I think that of all my memories, the one that makes me the saddest is the day that Mom took me to LA to see Grandad in the hospital. It was the last time that any of us ever saw him and I don't know why she took only me. I don't remember much of that visit at all, but I do remember that Mom read to him out of the Bible. She sat on a chair near the bed, and I sat in a chair near the window, watching with polite curiosity. He'd been sick for a long time, and had lost a lot of weight and grown a shaggy beard. I remember thinking to myself that he looked something like what Noah must have. (I don't know why I picked Noah... maybe we'd just read about the flood in Sunday school or something.) Hazy as all that is, the memory of walking down the hall and back to our car is incredibly distinct. I was aware of the fact that Mom was crying, and I remember looking up at her and whispering (so that I might not offend anyone else), "Who was that man?"
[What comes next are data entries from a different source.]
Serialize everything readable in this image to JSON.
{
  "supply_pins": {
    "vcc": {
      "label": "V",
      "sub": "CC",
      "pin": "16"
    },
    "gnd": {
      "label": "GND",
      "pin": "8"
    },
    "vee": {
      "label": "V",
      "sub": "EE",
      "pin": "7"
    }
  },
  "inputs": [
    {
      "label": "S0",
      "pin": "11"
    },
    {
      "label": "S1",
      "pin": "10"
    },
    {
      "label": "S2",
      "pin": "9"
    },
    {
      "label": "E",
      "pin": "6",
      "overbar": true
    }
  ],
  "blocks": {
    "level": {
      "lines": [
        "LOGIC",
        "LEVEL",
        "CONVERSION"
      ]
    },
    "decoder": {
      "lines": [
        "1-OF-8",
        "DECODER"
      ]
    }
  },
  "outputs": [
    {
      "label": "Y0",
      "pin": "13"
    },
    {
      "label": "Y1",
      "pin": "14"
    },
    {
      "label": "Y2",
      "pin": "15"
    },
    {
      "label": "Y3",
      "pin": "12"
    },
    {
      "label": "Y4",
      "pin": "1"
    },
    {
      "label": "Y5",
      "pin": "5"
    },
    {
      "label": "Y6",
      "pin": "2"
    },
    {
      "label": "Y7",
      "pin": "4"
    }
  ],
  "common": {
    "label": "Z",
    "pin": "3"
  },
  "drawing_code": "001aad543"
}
One day during lunch hour, Dad picked me up from school and took me to the optometrist to pick up my first pair of glasses. I walked back onto campus with him and looked up at the big trees that stood over the lunch-yard. I was astounded that the green blob was actually made up of individual leaves.

Around Christmas one year, it rained steadily for almost a week. Kate and I went to the park to collect pine cones and leaves for a wreath that we were making, and it was - of course - raining like crazy. Instead of collecting things like we'd intended to, we laid on top of picnic tables in the middle of the park and talked for an hour.

Last summer in Prague, we took a stroll on Charles Bridge in the middle of the night. I can still see the moon above St. Vitus Cathedral, and how the statues of the saints looked, silhouetted against the sky. But I especially remember two swans that swam below the bridge, slowly and consistently together. And I thought, This must be love. Love of a city, love of a person, love of the world, love of life. How lucky am I to have seen it?